Having access to specific training facilitates and broadens professional opportunities for those interested in working in film. For Rodrigues, it is necessary to change the popular perspective surrounding cultural work, which is consistently seen as a lesser profession and given little value. According to her, prejudice, conservatism, and a lack of access to cultural products rob youth of their ability to dream, and principally so for those of the periphery. “All those who work from Monday to Friday, catching the crowded train, are denied the opportunity to do work that is enjoyable, to access culture and quality study. The majority of Brazilians frequent schools that don’t have teachers. How are they going to have art classes? It is, of course, necessary to encourage people from the periphery to study medicine and technology as well. But when there is no access at all, what’s left is to find a job at the local market and survive. Life can be much greater and better than this, and the only reason we don’t think this way is because they don’t let us dream,” she vents.

In terms of references and what sort of films they would like to produce, Garcia describes how today there is a demand for “guerrilla cinema” produced in the periphery and by people that live in these territories. “Making films in the Baixada is knowing that all the suffering we’re experiencing now won’t end any time soon,” says the young filmmaker. Influenced by a director from the peripheries of Belo Horizonte, Andre Novais of Filmes de Plástico, BaixadaCine wants to democratize the access of people who live in the Baixada to less elitist cultural production, and help the population to identify with these works, making them feel a sense of belonging. The collective also wants to produce works with the representativeness that they didn’t see growing up—after all, film productions always feature the same faces. For the collective, the periphery must produce works on the periphery, breaking with stereotypes

The stereotypes present in audiovisual production exist not only around the characterization of the periphery, but also serve to reinforce other inequalities, such as race and gender-based inequalities. Rodrigues says that gender is more than a barrier—there are few women in audiovisual production. Among the few that exist, almost none are black. “References are extremely rare. In various moments I feel like what I say isn’t taken seriously. Black women do not have credibility and I work to break this pattern, showing other black girls and women from the periphery that they can be what they want and occupy the jobs that they want and dream about having,” she says.

Asked about where they hope to take the collective, the response is unanimous: to become a reference in audiovisual and cultural production in the Baixada Fluminense.
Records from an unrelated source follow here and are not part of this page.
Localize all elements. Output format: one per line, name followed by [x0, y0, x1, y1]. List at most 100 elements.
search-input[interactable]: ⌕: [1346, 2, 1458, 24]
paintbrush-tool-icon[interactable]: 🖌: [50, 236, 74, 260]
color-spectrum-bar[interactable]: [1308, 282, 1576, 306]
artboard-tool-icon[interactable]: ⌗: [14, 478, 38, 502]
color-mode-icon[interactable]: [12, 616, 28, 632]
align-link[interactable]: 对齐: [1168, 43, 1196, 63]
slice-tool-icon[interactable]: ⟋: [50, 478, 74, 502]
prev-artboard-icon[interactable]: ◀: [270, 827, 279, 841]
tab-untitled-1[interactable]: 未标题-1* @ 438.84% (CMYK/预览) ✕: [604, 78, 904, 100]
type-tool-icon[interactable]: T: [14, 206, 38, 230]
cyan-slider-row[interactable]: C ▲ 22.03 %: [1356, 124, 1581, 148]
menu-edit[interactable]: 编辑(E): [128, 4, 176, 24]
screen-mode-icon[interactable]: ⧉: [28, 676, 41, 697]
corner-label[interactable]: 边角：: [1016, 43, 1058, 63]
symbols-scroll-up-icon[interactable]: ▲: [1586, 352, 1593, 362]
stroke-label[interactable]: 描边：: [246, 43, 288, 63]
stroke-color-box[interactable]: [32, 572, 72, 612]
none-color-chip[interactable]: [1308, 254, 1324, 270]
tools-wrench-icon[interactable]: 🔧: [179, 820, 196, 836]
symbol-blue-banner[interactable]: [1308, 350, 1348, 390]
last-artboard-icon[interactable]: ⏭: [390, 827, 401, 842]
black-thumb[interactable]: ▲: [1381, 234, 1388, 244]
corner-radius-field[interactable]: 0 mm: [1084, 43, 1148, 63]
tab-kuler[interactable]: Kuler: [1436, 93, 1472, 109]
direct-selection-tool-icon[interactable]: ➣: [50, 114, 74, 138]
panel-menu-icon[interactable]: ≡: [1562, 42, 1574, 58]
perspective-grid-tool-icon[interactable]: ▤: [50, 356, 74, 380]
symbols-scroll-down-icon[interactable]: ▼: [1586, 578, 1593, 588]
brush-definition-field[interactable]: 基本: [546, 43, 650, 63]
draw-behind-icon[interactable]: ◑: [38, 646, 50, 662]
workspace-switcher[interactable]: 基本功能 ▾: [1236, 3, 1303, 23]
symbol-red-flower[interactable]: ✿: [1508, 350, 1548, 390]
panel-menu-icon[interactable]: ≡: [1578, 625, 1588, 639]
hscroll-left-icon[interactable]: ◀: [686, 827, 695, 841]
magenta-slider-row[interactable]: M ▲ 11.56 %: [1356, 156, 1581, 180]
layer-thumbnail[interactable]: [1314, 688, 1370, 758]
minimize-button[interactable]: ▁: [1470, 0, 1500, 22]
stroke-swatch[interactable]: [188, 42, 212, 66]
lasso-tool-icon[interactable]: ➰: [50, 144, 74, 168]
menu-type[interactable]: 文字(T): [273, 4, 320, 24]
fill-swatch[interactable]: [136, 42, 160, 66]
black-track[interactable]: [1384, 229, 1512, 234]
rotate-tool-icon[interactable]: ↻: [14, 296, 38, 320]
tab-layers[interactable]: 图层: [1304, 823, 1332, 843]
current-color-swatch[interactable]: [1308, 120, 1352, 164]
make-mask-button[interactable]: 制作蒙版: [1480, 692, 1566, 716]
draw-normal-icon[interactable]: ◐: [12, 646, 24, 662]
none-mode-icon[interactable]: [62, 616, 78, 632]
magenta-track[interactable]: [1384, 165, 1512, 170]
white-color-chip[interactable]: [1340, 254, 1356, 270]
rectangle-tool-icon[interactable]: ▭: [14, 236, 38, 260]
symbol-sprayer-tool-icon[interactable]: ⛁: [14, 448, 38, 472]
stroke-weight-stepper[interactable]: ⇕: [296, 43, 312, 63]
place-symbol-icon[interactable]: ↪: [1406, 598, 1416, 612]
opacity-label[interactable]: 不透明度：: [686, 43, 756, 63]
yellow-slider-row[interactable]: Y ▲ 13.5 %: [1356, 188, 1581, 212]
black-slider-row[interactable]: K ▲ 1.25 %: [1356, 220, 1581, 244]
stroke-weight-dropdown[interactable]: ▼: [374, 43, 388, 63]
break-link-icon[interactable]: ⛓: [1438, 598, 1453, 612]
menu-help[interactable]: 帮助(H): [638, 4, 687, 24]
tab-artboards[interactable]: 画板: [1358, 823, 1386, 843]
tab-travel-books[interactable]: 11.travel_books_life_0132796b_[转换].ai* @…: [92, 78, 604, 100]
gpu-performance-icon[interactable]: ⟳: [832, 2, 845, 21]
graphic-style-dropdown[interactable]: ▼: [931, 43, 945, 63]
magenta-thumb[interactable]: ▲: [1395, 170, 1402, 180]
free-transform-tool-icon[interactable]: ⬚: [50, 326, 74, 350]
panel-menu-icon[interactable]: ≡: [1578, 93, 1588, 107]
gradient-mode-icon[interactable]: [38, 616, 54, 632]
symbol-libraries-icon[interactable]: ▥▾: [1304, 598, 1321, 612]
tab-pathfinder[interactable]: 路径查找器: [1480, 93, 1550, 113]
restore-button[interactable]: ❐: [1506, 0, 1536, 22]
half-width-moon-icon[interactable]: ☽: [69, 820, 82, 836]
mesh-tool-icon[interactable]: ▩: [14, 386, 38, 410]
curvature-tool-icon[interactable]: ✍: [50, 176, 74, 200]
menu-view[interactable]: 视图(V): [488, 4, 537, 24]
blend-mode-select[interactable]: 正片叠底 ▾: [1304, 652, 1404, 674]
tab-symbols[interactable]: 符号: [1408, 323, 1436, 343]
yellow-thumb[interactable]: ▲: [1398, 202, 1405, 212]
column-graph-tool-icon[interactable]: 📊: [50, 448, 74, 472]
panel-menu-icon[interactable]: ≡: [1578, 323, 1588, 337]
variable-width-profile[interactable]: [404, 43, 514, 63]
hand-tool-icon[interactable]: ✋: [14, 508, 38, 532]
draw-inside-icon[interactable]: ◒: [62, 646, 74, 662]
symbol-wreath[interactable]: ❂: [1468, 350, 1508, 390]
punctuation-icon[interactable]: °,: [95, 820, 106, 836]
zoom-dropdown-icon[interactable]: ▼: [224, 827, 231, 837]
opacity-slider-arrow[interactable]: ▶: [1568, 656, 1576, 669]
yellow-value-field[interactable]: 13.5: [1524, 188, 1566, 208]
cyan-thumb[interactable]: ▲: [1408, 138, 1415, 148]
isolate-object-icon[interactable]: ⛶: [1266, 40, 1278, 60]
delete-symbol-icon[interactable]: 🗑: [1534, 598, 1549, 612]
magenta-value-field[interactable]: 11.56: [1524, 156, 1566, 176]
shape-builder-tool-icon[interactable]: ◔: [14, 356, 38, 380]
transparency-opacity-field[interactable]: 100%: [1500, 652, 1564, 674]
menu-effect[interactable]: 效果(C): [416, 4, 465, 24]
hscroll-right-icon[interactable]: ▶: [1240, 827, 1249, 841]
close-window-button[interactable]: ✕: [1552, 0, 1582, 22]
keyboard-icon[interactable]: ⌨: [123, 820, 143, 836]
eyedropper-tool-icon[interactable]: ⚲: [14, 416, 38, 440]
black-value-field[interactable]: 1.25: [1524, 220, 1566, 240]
Garcia speaks of the happiness he feels in seeing other collectives in the Baixada, in Nova Iguaçu and in Caxias, that create film clubs. The Mate com Angú group and the Imbariê nos Trilhos film club also hold screenings in cultural spaces, promote debates on film and stimulate the region’s cultural scene. Despite his happiness, Garcia adds a caveat: “We make films, but we need to eat and pay our bills. What we do is work and we need an incentive.” Mota, moved, admits how difficult it is to produce films in Belford Roxo in the midst of so many demands that exist in the Baixada. “The language is different. The Baixada is multifaceted. The Baixada is its own film genre,” she concludes.

Thábara Garcia, is a resident of Magé, a teacher, and a member of the Roda de Mulheres da Baixada collective.